I've just finished reading a satiric late19th-century Japanese novel originally published in installments. It's been published a variety of ways: as ten installments in a magazine, as three shorter books, and as one very hefty volume. I have the hefty volume.

It's about a nameless cat, written in a very formal, stuffy way (the cat uses the royal "we", as in "we are a cat"). It's an interesting contrast to British novels of the same period, but some of the observations are very funny. During the cat's account of his first attempt to catch rats, he compares himself to a famous historical general. The seriousness with which the cat describes his routine (pine sliding!) is funny, but only if Dickens makes you LOL.

I think the best part is the last volume, which includes a long conversation between several Japanese men, friends of the nameless cat's owner, Mr. Sneaze. They read poetry, discuss philosophy, and tell stories.

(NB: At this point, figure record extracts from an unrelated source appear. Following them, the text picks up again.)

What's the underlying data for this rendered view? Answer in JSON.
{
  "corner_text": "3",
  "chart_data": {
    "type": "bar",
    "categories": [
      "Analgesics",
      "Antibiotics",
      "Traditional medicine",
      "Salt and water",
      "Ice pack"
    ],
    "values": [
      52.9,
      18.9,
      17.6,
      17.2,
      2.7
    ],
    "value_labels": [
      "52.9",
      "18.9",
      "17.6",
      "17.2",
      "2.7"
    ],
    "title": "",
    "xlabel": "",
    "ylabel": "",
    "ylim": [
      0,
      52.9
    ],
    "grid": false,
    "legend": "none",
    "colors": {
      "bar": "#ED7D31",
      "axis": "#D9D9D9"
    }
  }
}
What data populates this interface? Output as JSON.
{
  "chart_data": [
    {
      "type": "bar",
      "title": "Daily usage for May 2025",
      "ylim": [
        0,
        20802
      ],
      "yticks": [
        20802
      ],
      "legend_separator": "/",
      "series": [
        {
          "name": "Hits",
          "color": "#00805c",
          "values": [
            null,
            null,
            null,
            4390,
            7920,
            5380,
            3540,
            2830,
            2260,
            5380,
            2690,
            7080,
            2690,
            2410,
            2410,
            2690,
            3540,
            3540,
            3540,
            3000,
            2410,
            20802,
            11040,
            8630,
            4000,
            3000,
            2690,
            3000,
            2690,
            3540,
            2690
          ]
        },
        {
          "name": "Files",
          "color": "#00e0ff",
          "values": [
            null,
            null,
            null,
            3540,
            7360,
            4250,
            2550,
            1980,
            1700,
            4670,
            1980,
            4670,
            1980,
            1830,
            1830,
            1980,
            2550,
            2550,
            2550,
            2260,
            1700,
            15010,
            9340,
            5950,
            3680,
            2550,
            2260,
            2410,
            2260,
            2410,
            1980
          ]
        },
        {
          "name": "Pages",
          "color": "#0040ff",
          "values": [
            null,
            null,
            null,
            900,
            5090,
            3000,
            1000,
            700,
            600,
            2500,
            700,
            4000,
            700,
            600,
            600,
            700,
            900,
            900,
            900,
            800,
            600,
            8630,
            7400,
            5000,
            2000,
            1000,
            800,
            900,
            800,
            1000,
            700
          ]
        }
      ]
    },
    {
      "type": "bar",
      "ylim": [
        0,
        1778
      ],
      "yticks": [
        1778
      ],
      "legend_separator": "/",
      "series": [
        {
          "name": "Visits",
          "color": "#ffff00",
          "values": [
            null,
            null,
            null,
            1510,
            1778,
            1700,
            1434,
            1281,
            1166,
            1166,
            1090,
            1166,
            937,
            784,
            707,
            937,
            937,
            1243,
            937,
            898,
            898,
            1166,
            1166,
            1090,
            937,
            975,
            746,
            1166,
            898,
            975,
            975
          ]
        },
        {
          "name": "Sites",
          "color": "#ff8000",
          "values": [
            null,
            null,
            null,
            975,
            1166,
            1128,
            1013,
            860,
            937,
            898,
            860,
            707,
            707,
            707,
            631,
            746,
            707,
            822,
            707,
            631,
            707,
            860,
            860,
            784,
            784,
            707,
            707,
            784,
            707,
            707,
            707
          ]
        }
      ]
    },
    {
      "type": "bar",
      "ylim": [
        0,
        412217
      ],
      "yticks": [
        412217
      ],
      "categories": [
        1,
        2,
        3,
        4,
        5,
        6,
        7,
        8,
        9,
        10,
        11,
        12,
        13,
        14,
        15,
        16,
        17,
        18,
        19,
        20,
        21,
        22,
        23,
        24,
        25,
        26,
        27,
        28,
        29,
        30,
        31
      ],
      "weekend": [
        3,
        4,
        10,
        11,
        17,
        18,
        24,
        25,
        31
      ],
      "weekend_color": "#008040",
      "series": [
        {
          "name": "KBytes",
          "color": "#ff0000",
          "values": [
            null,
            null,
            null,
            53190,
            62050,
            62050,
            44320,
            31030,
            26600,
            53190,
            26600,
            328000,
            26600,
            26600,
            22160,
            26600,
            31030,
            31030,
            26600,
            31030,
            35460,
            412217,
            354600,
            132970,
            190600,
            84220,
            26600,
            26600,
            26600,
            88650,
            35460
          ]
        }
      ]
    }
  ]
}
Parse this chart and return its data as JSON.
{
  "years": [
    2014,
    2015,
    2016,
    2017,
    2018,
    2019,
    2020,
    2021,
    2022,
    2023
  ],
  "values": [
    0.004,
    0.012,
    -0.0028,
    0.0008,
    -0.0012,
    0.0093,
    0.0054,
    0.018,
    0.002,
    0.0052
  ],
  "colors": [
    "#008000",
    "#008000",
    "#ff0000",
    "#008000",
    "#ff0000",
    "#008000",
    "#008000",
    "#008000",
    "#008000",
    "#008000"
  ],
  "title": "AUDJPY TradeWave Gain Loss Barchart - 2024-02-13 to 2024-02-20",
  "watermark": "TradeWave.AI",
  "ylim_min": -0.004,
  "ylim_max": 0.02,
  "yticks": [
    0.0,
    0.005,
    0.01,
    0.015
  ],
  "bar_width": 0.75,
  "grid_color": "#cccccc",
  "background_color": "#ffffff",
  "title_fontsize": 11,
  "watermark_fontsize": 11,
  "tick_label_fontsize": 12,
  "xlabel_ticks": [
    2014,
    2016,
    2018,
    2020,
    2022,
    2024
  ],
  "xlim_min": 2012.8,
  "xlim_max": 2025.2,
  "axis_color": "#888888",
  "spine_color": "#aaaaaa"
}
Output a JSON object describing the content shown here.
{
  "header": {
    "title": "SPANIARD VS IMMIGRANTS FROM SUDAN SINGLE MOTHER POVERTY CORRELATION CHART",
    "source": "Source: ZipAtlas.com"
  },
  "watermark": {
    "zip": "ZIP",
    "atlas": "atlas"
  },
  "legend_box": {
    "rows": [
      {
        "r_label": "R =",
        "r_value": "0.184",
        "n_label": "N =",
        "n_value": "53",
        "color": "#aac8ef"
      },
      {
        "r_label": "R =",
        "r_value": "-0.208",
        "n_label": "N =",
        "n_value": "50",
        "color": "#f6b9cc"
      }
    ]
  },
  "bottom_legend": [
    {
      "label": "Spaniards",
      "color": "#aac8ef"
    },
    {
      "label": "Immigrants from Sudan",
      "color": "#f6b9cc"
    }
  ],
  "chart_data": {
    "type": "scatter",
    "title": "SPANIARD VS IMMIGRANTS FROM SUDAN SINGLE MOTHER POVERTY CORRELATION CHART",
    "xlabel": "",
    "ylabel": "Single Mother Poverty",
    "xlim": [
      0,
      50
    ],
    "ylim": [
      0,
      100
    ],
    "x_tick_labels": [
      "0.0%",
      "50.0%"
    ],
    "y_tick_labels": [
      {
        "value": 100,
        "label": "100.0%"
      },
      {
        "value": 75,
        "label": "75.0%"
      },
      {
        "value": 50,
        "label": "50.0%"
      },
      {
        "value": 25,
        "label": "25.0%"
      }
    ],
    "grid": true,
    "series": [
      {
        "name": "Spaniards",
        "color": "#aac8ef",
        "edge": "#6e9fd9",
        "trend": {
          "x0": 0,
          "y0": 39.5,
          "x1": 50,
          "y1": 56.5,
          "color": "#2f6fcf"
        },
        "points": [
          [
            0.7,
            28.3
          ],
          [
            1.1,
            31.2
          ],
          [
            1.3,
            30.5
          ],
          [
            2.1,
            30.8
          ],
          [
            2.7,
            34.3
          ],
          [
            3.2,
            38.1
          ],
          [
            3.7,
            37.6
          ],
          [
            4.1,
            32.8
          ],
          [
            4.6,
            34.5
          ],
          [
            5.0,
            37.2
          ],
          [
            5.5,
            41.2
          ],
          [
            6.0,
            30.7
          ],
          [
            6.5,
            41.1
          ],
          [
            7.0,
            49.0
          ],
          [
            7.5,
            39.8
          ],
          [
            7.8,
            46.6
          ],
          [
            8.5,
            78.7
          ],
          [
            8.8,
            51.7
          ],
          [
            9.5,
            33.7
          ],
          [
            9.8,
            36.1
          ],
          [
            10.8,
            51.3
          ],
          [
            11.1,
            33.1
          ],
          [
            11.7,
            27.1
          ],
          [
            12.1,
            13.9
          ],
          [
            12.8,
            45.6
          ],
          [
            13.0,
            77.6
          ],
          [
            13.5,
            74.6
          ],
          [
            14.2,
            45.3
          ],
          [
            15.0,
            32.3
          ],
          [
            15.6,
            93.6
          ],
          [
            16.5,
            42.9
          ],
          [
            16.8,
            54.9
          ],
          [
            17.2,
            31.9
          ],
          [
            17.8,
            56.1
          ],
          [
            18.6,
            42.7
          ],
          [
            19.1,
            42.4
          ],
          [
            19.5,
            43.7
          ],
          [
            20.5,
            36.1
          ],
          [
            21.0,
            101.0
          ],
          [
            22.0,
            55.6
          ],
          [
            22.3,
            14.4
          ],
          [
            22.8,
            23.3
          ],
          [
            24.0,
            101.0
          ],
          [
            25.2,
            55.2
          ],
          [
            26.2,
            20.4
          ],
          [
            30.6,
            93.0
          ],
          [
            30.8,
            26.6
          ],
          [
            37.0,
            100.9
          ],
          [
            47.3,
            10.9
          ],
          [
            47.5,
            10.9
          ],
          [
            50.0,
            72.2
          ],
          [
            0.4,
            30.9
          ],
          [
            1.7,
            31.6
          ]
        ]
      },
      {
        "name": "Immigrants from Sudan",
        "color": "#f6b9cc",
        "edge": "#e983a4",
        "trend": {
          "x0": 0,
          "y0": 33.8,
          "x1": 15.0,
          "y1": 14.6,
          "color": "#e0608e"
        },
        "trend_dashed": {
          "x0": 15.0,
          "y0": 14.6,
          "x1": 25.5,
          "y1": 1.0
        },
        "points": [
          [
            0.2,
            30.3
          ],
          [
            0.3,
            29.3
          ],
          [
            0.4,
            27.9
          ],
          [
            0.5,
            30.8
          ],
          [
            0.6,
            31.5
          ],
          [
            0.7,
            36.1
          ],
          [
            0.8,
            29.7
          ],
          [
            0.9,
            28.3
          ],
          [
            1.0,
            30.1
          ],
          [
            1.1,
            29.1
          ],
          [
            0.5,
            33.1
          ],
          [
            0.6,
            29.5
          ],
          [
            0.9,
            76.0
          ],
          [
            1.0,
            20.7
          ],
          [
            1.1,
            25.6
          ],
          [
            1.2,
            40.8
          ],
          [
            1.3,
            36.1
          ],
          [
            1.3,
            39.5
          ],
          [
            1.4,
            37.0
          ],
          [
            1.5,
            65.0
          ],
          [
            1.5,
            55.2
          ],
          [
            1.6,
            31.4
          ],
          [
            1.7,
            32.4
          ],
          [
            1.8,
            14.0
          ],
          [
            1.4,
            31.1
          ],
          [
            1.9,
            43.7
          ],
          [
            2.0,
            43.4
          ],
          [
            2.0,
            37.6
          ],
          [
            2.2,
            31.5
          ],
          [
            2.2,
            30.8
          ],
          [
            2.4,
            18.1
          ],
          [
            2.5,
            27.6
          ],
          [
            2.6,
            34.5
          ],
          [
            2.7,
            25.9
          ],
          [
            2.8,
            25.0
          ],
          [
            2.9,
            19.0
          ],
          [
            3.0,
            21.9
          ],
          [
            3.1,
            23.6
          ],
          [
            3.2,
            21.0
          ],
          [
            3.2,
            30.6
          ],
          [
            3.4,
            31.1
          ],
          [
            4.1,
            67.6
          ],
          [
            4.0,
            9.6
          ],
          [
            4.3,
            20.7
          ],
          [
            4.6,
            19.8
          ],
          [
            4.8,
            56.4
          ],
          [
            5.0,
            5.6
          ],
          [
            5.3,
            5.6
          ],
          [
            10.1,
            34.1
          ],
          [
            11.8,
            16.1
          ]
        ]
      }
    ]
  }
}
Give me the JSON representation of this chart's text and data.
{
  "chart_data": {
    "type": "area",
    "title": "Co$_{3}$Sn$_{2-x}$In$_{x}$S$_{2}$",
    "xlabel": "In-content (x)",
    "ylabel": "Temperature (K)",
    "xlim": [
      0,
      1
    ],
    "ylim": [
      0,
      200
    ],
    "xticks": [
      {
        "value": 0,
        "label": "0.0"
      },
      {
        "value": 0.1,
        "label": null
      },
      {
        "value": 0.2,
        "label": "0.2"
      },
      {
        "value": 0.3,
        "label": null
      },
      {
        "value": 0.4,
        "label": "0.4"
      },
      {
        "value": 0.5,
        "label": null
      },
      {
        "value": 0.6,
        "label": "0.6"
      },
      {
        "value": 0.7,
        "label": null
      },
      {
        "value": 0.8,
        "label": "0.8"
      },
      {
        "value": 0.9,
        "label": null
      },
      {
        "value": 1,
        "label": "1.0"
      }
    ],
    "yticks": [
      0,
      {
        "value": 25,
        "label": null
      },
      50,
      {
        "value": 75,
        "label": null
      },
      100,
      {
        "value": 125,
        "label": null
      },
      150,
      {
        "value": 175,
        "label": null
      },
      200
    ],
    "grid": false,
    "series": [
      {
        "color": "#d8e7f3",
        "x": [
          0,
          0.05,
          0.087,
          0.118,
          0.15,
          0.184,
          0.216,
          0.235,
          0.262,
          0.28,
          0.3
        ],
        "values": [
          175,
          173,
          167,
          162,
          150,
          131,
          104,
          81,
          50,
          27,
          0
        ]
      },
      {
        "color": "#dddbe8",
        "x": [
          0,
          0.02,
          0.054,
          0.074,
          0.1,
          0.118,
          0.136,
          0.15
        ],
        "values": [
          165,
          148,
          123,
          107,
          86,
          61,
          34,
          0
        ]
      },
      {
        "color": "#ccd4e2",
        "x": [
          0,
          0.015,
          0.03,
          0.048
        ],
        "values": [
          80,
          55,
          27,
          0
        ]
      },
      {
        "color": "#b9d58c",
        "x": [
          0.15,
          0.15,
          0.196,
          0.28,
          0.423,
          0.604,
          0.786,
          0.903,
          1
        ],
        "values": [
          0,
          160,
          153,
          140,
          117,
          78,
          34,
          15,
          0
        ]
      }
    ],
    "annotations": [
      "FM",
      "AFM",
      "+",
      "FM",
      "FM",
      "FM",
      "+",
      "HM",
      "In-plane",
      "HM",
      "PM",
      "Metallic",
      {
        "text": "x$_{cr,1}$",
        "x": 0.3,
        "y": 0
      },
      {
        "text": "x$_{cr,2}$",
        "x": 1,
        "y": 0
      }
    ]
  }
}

More fascinating history on the novel here, but the Wikipedia entry tells how it ends.

Strands, by Keri Hulme

This, the second book of poetry by the author of the bone people, is hard to find but worth the search. From Keri Hulme's own description of the book:

Describe strands? O, fishing and death. Angry women/angry earth chants, and funny inserts/insights/snippets/snappings. Winesongs of fifteen years maturation. Plait together land and air and sea: interweave the eye and the word and the ear. Show people that I take life seriously, but not so seriously as to ruin my chance of getting out of it alive...I am a strand-dweller in reality, a strand-loper of sorts -- nau mai! Come share a land, a lagoon, a mind, a glass...

A sample: cut for space )

It's probably not in your local library, but this Amazon link has some copies. The ISBN number is: 0-86806-475-0

Playing in the Dark: Whiteness and the Literary Imagination, by Toni Morrison

Toni Morrison is brilliant, as usual. I can't think of another scholar I admire more.

I've read her criticism and her novels, and loved both, but her criticism is the most lucid and perceptive...I can't get over it. Her gifts as a novelist bring something to her critical work that few have ever matched.

Maybe no one working today. She elevates criticism to poetry:

For young America, [Romance] had everything: nature as subject matter, a system of symbolism, a thematics of the search for self-valorization and validation--above all, the opportunity to conquer fear imaginatively and to quiet deep insecurities. It offered platforms for moralizing and fabulation, and for the imaginative entertainment of violence, sublime incredibility, and terror--and terror's most significant, overweening ingredient: darkness, with all of the connotative value it awakened.

Highly recommended, highly readable, and very short. You can get this into an afternoon easily, although I didn't, and it deserves re-reading.

Her Nobel lecture is also an incredible read that deserves its own post.